Barking up the wrong tree
Michael Hammond

World press gets it wrong over Beijing’s ancient Guanghe Theatre

This week has seen a huge media outcry over the destruction of a “priceless” architectural heirloom in China. The Beijing Guanghe Theatre it is said, dates back to the final days of the Ming dynasty and is about to be bulldozed by the terrible Chinese Government. However all is not as it seems, WAN investigates.
Such was the outcry that no-one was safe. Even western architects (always a handy scapegoat) were dragged into this highly controversial debate

 

being criticised as one of the beneficiaries of Beijing’s huge transformation from an “untouched” Peking of the fifties.
It had all the hallmarks of a horror movie and probably it would have been called Cultural Revolution 2. But this story like any good movie had a twist in its tale.
“Old Beijing falls to Olympics bulldozer” went the headline in the UK’s Sunday Times, “Beijing to raze ancient theatre” cried the BBC, “Curtains for Beijing's oldest opera theatre” screamed Reuters. Even the New Zealand Herald jumped on the bandwagon running the headline “Closing chorus for oldest opera house” and inferring the theatre dated back to 1368 and the list goes on....
It was a great story and one in which we could all get on our high horses and criticise the communist authoritarian regime. This was clearly a “must” for WAN. However, something was missing. Gradually alarm bells of a different kind began to ring in the WAN newsroom. There was not one photograph of this wonderful architectural heritage.
More research found that we were not the only ones concerned about the lack of photographs. Richard Spencer, the Telegraph’s Beijing correspondent went to see for himself. What he found was quite

 

surprising.
The original Ming theatre had already been destroyed. When had this outrage happened? It turns out that this was not last week but over two hundred years ago. It had been burnt down by a devastating fire and rebuilt in the Qing era. Well OK so it should still be of architectural interest I hear you saying?

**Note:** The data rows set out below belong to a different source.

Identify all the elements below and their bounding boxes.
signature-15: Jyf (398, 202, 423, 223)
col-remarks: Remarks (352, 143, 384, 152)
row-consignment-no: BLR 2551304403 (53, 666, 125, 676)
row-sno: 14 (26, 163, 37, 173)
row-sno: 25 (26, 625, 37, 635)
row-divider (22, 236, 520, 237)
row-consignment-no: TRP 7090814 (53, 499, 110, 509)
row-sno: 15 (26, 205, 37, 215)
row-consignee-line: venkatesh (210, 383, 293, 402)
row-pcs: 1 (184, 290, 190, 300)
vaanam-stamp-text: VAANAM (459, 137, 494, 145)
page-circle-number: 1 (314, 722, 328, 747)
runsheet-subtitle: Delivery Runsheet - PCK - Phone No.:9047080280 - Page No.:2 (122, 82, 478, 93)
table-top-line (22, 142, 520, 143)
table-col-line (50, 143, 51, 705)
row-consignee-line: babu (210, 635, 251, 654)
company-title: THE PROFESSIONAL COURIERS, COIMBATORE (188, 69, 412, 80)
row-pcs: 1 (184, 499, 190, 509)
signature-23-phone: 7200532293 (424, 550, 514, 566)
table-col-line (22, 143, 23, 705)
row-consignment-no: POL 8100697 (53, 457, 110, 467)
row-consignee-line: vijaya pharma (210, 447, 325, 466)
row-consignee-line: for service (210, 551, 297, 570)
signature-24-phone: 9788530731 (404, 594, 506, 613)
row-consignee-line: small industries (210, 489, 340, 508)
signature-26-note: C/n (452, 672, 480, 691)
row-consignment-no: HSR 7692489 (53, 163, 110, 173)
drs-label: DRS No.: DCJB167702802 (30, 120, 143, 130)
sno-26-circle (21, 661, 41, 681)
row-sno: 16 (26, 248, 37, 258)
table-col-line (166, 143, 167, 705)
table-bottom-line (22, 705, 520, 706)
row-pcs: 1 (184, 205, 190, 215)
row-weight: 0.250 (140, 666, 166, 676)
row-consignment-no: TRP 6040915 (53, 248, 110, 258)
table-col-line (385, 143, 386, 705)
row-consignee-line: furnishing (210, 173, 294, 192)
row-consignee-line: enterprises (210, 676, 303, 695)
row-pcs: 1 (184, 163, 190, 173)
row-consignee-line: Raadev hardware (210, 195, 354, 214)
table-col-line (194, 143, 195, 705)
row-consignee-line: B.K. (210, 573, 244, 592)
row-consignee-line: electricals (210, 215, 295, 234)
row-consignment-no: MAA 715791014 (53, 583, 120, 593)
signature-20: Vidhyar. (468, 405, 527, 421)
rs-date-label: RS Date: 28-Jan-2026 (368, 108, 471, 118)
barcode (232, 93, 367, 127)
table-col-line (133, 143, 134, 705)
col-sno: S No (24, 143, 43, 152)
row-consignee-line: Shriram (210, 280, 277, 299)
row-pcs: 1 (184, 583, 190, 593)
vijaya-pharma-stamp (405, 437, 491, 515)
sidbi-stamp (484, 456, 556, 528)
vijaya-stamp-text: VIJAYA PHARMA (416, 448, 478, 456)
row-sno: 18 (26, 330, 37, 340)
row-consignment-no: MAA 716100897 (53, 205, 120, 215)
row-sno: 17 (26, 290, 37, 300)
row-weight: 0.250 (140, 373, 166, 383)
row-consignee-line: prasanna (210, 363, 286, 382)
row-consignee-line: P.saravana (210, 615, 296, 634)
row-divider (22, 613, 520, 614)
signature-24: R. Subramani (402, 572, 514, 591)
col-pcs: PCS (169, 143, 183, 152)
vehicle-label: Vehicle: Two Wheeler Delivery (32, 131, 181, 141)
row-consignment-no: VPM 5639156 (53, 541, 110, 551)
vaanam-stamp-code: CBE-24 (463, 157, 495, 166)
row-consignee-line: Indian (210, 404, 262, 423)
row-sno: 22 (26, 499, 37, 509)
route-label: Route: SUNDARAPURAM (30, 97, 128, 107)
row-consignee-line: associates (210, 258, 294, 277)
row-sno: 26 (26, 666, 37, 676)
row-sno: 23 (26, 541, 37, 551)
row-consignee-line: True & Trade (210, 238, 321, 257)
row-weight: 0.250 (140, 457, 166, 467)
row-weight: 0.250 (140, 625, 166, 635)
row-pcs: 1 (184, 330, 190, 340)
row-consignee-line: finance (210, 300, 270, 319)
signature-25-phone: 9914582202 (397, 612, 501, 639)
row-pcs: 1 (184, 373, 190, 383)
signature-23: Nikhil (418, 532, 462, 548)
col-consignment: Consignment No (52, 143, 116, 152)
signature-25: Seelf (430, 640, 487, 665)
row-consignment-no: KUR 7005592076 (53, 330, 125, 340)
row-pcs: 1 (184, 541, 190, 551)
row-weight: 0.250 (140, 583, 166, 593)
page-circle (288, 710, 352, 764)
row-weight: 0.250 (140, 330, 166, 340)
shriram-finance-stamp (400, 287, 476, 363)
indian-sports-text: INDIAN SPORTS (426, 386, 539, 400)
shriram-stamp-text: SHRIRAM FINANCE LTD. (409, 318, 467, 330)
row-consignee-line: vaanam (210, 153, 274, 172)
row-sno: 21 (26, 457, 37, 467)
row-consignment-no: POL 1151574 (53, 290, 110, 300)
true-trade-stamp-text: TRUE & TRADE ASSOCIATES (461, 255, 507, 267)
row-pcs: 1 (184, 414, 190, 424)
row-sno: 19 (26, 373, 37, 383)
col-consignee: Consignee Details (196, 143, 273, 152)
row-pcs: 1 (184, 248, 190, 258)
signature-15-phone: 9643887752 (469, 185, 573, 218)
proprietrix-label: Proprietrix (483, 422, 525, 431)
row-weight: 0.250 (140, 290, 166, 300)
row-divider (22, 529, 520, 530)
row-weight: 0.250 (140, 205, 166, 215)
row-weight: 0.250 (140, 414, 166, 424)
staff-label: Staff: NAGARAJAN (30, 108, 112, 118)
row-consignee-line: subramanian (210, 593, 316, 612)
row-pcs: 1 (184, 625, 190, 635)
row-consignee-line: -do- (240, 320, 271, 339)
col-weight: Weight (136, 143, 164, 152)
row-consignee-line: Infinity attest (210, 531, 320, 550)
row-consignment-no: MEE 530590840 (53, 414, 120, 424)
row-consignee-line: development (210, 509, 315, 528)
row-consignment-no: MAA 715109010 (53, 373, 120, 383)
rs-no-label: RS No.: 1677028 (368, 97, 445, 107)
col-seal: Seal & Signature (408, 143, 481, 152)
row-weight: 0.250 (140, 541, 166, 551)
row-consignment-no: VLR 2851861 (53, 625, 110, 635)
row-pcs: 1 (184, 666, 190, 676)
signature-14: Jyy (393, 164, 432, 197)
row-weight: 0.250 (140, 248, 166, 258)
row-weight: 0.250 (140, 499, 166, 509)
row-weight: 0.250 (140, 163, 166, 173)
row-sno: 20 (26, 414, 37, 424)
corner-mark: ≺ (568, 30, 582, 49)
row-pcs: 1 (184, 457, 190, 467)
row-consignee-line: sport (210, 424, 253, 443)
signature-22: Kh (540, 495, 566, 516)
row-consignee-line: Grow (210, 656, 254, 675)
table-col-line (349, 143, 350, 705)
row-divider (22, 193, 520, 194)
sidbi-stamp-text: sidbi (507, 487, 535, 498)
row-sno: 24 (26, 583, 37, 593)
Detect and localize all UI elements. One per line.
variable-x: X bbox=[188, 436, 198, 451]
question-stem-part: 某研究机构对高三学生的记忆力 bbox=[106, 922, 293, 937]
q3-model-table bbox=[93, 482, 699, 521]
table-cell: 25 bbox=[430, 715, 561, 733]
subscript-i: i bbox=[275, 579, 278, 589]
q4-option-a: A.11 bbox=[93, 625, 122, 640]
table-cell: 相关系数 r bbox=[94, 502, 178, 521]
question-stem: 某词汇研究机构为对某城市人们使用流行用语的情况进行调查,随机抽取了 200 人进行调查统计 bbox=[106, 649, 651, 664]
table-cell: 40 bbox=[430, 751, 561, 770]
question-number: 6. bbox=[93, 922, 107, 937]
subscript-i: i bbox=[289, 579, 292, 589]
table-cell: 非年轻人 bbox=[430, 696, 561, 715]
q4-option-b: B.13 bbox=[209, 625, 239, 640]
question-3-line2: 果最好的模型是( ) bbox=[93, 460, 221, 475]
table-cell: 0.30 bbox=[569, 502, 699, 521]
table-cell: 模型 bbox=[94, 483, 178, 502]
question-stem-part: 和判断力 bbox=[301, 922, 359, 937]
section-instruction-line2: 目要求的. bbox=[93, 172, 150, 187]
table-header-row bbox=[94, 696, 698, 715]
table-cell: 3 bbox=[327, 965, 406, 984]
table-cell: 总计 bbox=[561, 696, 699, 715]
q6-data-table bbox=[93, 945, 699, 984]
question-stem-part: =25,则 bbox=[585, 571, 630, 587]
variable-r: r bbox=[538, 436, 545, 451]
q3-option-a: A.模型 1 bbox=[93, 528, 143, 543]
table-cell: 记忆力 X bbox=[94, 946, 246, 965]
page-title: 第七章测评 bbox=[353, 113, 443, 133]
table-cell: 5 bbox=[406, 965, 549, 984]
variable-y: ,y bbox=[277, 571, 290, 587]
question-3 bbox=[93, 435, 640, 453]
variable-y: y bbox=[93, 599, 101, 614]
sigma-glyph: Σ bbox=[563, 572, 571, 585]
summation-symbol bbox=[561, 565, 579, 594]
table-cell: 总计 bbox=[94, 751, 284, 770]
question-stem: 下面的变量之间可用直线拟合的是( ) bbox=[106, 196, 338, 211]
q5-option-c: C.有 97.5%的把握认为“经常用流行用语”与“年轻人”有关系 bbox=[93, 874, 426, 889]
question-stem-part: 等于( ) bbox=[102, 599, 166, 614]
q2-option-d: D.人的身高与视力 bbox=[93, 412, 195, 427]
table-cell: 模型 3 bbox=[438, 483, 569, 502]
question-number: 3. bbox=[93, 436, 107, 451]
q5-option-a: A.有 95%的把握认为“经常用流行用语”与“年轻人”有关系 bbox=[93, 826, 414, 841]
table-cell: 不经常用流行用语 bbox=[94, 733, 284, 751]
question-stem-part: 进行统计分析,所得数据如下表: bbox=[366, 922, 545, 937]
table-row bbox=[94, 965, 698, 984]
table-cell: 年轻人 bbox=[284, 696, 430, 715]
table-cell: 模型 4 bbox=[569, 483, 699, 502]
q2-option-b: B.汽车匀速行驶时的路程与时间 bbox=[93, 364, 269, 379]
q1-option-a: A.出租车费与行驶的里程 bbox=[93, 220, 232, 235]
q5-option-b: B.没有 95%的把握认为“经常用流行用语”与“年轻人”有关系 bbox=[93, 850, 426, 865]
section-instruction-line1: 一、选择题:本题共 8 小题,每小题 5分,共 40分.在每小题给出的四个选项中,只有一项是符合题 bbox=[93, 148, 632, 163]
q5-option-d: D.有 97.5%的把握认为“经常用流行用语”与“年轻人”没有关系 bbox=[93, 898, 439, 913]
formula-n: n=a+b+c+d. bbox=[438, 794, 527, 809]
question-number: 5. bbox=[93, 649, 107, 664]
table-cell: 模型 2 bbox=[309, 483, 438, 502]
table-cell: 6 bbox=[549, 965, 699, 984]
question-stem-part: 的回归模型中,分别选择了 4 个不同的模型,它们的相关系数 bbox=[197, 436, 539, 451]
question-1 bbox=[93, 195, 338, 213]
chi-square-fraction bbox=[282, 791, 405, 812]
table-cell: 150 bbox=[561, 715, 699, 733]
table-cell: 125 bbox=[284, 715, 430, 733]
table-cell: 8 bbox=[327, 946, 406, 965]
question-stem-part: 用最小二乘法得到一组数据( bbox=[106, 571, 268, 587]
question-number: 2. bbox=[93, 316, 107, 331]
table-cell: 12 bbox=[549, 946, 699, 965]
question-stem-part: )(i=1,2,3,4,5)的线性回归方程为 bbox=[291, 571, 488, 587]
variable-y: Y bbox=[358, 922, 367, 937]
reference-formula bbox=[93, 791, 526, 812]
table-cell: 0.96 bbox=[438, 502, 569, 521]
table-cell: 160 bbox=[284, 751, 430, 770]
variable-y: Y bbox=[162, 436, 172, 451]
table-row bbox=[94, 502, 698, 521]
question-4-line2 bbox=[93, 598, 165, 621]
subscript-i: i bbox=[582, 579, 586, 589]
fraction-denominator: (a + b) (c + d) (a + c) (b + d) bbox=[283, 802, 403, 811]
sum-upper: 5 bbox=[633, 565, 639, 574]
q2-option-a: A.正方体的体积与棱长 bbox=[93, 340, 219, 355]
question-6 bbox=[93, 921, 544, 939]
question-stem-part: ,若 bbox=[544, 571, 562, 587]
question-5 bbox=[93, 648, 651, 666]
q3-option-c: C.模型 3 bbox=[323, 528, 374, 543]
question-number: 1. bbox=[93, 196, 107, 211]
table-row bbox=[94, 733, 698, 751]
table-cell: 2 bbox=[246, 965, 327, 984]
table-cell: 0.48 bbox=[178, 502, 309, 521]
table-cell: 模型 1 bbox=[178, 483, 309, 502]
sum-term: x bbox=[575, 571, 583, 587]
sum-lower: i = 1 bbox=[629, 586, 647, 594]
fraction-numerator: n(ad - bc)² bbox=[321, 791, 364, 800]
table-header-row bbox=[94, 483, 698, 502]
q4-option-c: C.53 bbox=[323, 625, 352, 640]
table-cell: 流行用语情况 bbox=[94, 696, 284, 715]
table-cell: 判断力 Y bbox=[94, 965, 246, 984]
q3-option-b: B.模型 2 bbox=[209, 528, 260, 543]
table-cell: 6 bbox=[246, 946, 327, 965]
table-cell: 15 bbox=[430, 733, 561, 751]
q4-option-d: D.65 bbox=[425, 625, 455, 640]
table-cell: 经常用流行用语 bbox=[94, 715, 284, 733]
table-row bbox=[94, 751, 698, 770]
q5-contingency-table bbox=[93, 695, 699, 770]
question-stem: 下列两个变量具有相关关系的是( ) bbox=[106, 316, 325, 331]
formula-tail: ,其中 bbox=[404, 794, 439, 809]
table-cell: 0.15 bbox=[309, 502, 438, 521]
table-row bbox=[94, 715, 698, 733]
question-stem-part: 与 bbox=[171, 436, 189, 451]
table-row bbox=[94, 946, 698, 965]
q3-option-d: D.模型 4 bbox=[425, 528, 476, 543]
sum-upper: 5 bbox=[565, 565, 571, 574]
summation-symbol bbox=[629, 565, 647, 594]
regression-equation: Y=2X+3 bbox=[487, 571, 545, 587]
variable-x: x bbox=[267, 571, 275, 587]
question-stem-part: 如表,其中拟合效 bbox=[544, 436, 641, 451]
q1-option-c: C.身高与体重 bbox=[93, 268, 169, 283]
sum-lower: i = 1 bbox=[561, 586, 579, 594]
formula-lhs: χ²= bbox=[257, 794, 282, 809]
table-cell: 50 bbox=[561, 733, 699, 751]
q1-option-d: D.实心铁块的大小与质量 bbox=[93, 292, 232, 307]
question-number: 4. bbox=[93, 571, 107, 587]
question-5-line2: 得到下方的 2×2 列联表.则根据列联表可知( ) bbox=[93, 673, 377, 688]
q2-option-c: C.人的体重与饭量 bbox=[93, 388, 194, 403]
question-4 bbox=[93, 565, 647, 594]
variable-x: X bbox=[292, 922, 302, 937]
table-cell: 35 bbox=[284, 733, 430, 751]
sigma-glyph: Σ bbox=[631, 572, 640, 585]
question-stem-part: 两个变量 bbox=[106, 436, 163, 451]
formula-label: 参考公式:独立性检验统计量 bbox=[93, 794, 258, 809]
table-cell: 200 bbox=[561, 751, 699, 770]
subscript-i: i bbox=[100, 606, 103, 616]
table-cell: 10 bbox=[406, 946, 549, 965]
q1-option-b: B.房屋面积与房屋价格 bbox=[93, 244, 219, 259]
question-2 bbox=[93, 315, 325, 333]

Ahh, but that one was bulldozed in the early Maoist times and replaced with a pebble-dashed Soviet style Modernist monster.
This revelation of course doesn’t mean that huge areas of Beijing aren’t being systematically ravaged by the Chinese Government’s running dogs driven by ideals of a time past and fuelled by capitalist visions of the future…. But this building is no pedigree, just an old mongrel.